Does someone know a method to get cheap approximation of harmonic problems (and possibly local approximations)?

Let me explain: I need to compute the solution of an harmonic problem $$div(\alpha(x) \nabla u) = 0, \quad x \in \Omega \\ u(x) = x,\quad x \in \partial \Omega$$ on a very fine mesh $\mathcal T_f$. However I might only be interested by local approximations, ie on convex subdomains of $\mathcal T_f$ of $u(x)$ without the agonizing pain to solve for $u$ on the whole domain. Does some Green functions exists for such problem ? Is there any method to compute cheap approximations? The diffusion tensor $\alpha(x)$ can be any integrable function (no smoothness property assumed here, the equation must be interpreted in its weak formulation).

With that respect, "cheap" can mean many thing, but what I mainly want is to have something cheap to compute that still retains an "acceptable" accuracy in my subdomains of interest. Since I will have to compute such approximations in many subdomains (in fact the collection of subdomains covers the domain itself), this is why I want it to be "cheap". An analytical formulation, or hybrid one would be fine, mesh refinement in the vicinity of my subdomain as well (and this is well known I agree) while keeping a coarse resolution elsewhere.

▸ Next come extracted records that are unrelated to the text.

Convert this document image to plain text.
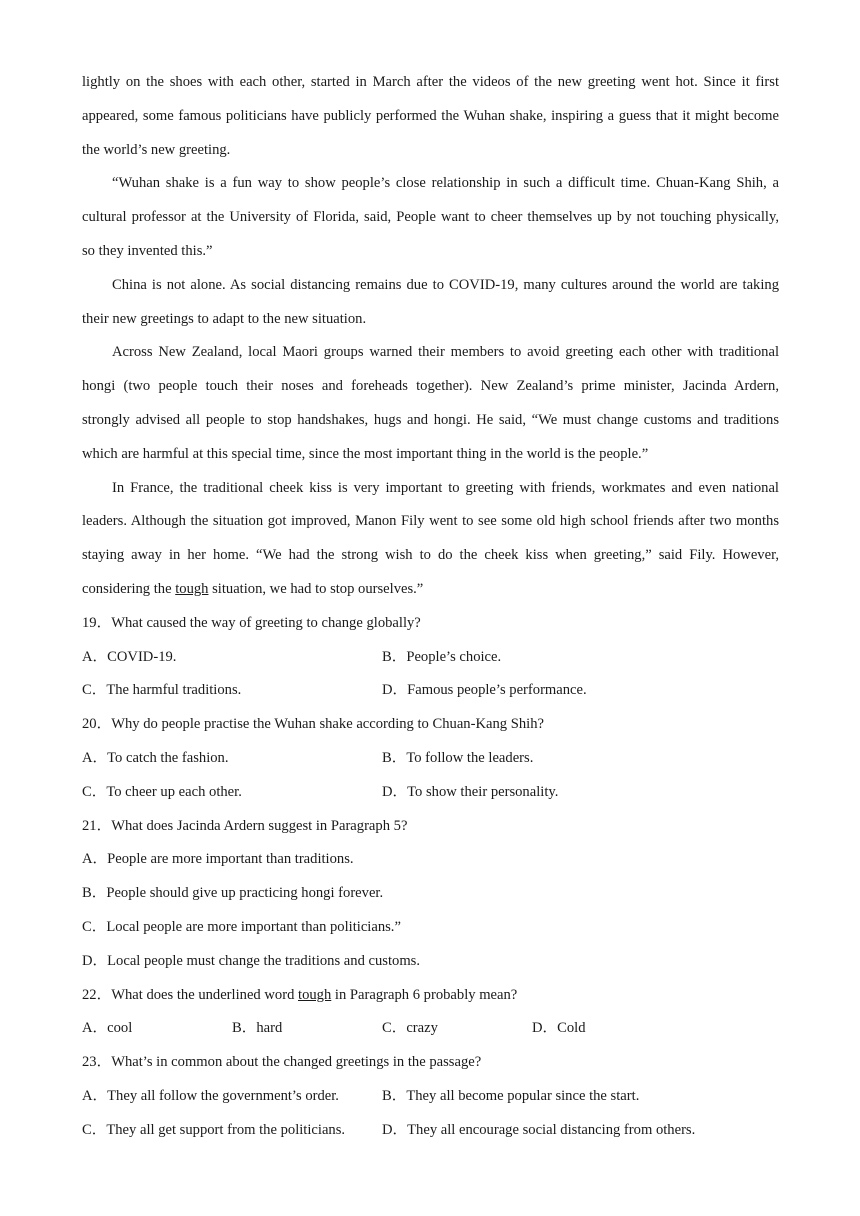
lightly on the shoes with each other, started in March after the videos of the new greeting went hot. Since it first
appeared, some famous politicians have publicly performed the Wuhan shake, inspiring a guess that it might become
the world’s new greeting.
“Wuhan shake is a fun way to show people’s close relationship in such a difficult time. Chuan-Kang Shih, a
cultural professor at the University of Florida, said, People want to cheer themselves up by not touching physically,
so they invented this.”
China is not alone. As social distancing remains due to COVID-19, many cultures around the world are taking
their new greetings to adapt to the new situation.
Across New Zealand, local Maori groups warned their members to avoid greeting each other with traditional
hongi (two people touch their noses and foreheads together). New Zealand’s prime minister, Jacinda Ardern,
strongly advised all people to stop handshakes, hugs and hongi. He said, “We must change customs and traditions
which are harmful at this special time, since the most important thing in the world is the people.”
In France, the traditional cheek kiss is very important to greeting with friends, workmates and even national
leaders. Although the situation got improved, Manon Fily went to see some old high school friends after two months
staying away in her home. “We had the strong wish to do the cheek kiss when greeting,” said Fily. However,
considering the tough situation, we had to stop ourselves.”
19．What caused the way of greeting to change globally?
A．COVID-19.	B．People’s choice.
C．The harmful traditions.	D．Famous people’s performance.
20．Why do people practise the Wuhan shake according to Chuan-Kang Shih?
A．To catch the fashion.	B．To follow the leaders.
C．To cheer up each other.	D．To show their personality.
21．What does Jacinda Ardern suggest in Paragraph 5?
A．People are more important than traditions.
B．People should give up practicing hongi forever.
C．Local people are more important than politicians.”
D．Local people must change the traditions and customs.
22．What does the underlined word tough in Paragraph 6 probably mean?
A．cool	B．hard	C．crazy	D．Cold
23．What’s in common about the changed greetings in the passage?
A．They all follow the government’s order.	B．They all become popular since the start.
C．They all get support from the politicians.	D．They all encourage social distancing from others.
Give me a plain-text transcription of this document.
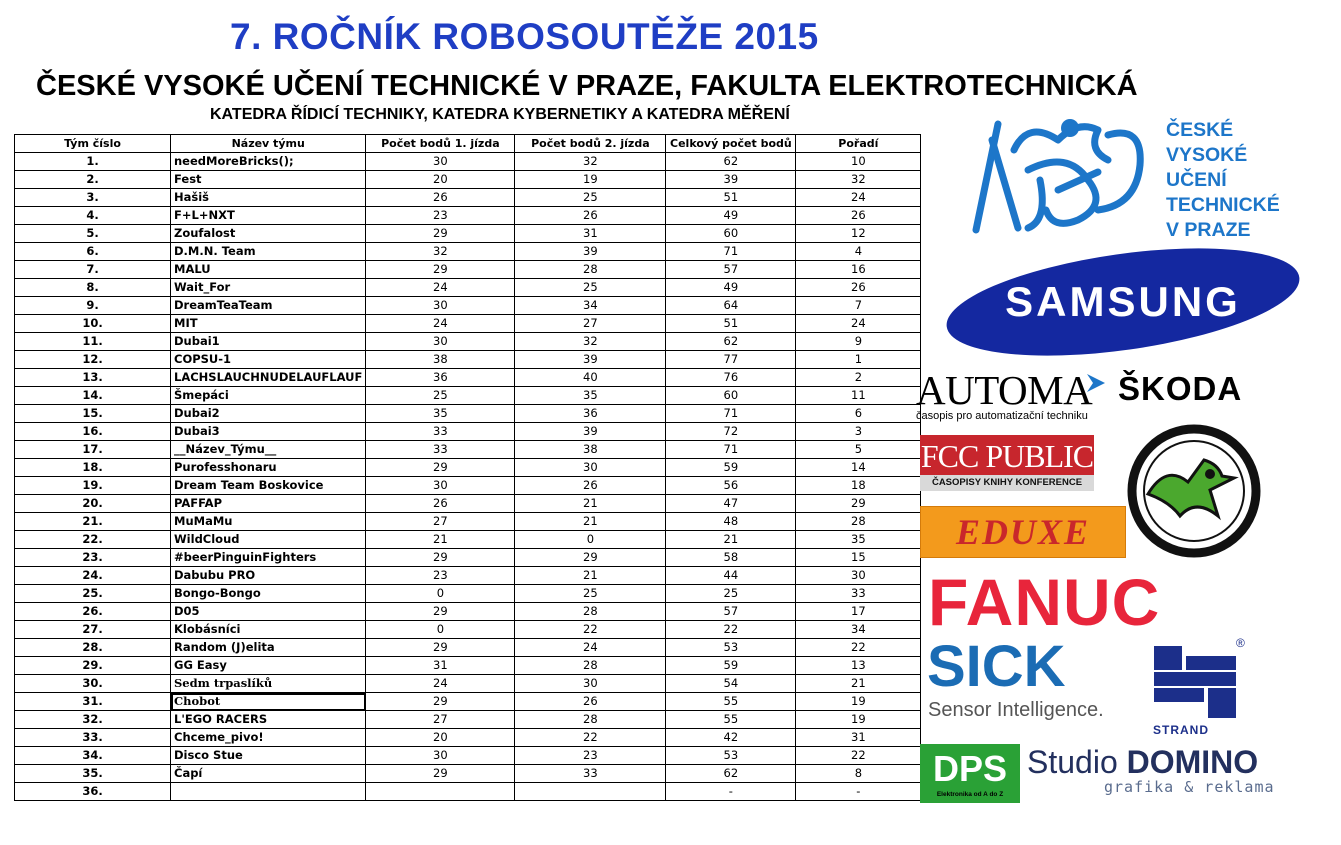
7. ROČNÍK ROBOSOUTĚŽE 2015
ČESKÉ VYSOKÉ UČENÍ TECHNICKÉ V PRAZE, FAKULTA ELEKTROTECHNICKÁ
KATEDRA ŘÍDICÍ TECHNIKY, KATEDRA KYBERNETIKY A KATEDRA MĚŘENÍ
Tým číslo	Název týmu	Počet bodů 1. jízda	Počet bodů 2. jízda	Celkový počet bodů	Pořadí
1.	needMoreBricks();	30	32	62	10
2.	Fest	20	19	39	32
3.	Hašiš	26	25	51	24
4.	F+L+NXT	23	26	49	26
5.	Zoufalost	29	31	60	12
6.	D.M.N. Team	32	39	71	4
7.	MALU	29	28	57	16
8.	Wait_For	24	25	49	26
9.	DreamTeaTeam	30	34	64	7
10.	MIT	24	27	51	24
11.	Dubai1	30	32	62	9
12.	COPSU-1	38	39	77	1
13.	LACHSLAUCHNUDELAUFLAUF	36	40	76	2
14.	Šmepáci	25	35	60	11
15.	Dubai2	35	36	71	6
16.	Dubai3	33	39	72	3
17.	__Název_Týmu__	33	38	71	5
18.	Purofesshonaru	29	30	59	14
19.	Dream Team Boskovice	30	26	56	18
20.	PAFFAP	26	21	47	29
21.	MuMaMu	27	21	48	28
22.	WildCloud	21	0	21	35
23.	#beerPinguinFighters	29	29	58	15
24.	Dabubu PRO	23	21	44	30
25.	Bongo-Bongo	0	25	25	33
26.	D05	29	28	57	17
27.	Klobásníci	0	22	22	34
28.	Random (J)elita	29	24	53	22
29.	GG Easy	31	28	59	13
30.	Sedm trpaslíků	24	30	54	21
31.	Chobot	29	26	55	19
32.	L'EGO RACERS	27	28	55	19
33.	Chceme_pivo!	20	22	42	31
34.	Disco Stue	30	23	53	22
35.	Čapí	29	33	62	8
36.				-	-
ČESKÉ
VYSOKÉ
UČENÍ
TECHNICKÉ
V PRAZE
SAMSUNG
AUTOMA
časopis pro automatizační techniku
ŠKODA
FCC PUBLIC
ČASOPISY KNIHY KONFERENCE
EDUXE
FANUC
SICK
Sensor Intelligence.
®
STRAND
DPS
Elektronika od A do Z
Studio DOMINO
grafika & reklama
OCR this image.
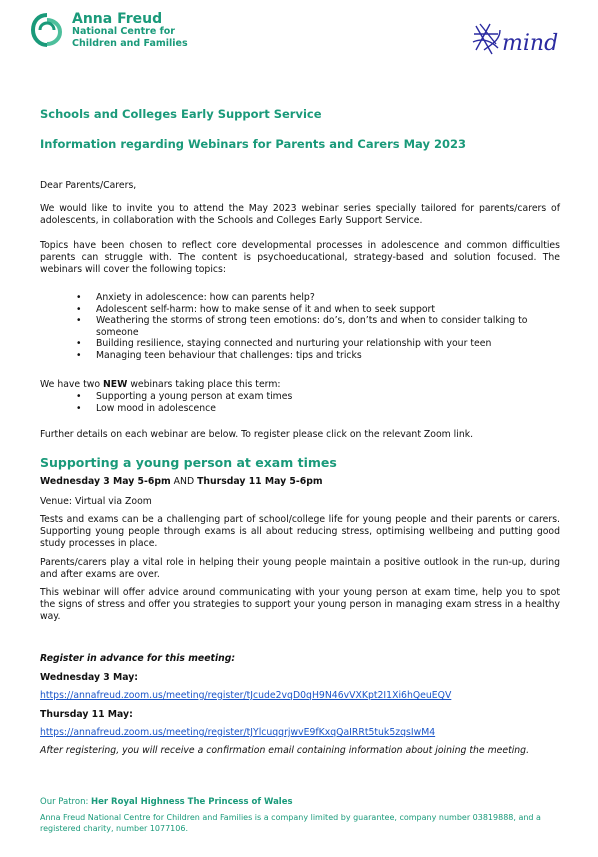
Anna Freud
National Centre for
Children and Families	mind
Schools and Colleges Early Support Service
Information regarding Webinars for Parents and Carers May 2023

Dear Parents/Carers,

We would like to invite you to attend the May 2023 webinar series specially tailored for parents/carers of adolescents, in collaboration with the Schools and Colleges Early Support Service.

Topics have been chosen to reflect core developmental processes in adolescence and common difficulties parents can struggle with. The content is psychoeducational, strategy-based and solution focused. The webinars will cover the following topics:

• Anxiety in adolescence: how can parents help?
• Adolescent self-harm: how to make sense of it and when to seek support
• Weathering the storms of strong teen emotions: do’s, don’ts and when to consider talking to someone
• Building resilience, staying connected and nurturing your relationship with your teen
• Managing teen behaviour that challenges: tips and tricks

We have two NEW webinars taking place this term:

• Supporting a young person at exam times
• Low mood in adolescence

Further details on each webinar are below. To register please click on the relevant Zoom link.

Supporting a young person at exam times

Wednesday 3 May 5-6pm AND Thursday 11 May 5-6pm

Venue: Virtual via Zoom

Tests and exams can be a challenging part of school/college life for young people and their parents or carers. Supporting young people through exams is all about reducing stress, optimising wellbeing and putting good study processes in place.

Parents/carers play a vital role in helping their young people maintain a positive outlook in the run-up, during and after exams are over.

This webinar will offer advice around communicating with your young person at exam time, help you to spot the signs of stress and offer you strategies to support your young person in managing exam stress in a healthy way.

Register in advance for this meeting:

Wednesday 3 May:

https://annafreud.zoom.us/meeting/register/tJcude2vqD0qH9N46vVXKpt2I1Xi6hQeuEQV

Thursday 11 May:

https://annafreud.zoom.us/meeting/register/tJYlcuqqrjwvE9fKxqQaIRRt5tuk5zqsIwM4

After registering, you will receive a confirmation email containing information about joining the meeting.

Our Patron: Her Royal Highness The Princess of Wales
Anna Freud National Centre for Children and Families is a company limited by guarantee, company number 03819888, and a registered charity, number 1077106.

• I upvoted Wolfgang's answer, but it might be helpful if you defined "cheap" and said whether this was 2D or 3D. How many $\alpha$s do you need to solve this for, etc.? Oct 22, 2014 at 13:22
• Hi Bill, I have updated the question accordingly. Thank you.
– Tom
Oct 22, 2014 at 15:47
• I was thinking of something along the lines of "I need to compute 1 million different $\alpha$s and need each to run in less than 1 millisecond" or the like. If you can give us some idea of what the $\alpha$s are like and how many there are, we can help you find solutions in reasonable time. Oct 22, 2014 at 23:27
• I think if $\alpha$ spans ten orders of magnitude and is not smooth, then this problem cannot be solved to any kind of accuracy with today's methods. Oct 24, 2014 at 1:42
• Is there any sort of periodicity you can assume about $\alpha$? If so, you could look at homogenization (at least to obtain suitable boundary conditions for local problems). Otherwise you're probably better of treating $\alpha$ as a proper random field and using methods from uncertainty quantification. Oct 25, 2014 at 21:23

• Hi Wolfgang ! I thought about it: in order to produce a coarse-level solution (that you could optionally refine in the area of interest to gain precision), you need to have your diffusion tensor $\alpha$ at a coarse level. However, my diffusion tensor is only defined on the fine scale, so upscaling would be necessary to compute the adapted mesh solution.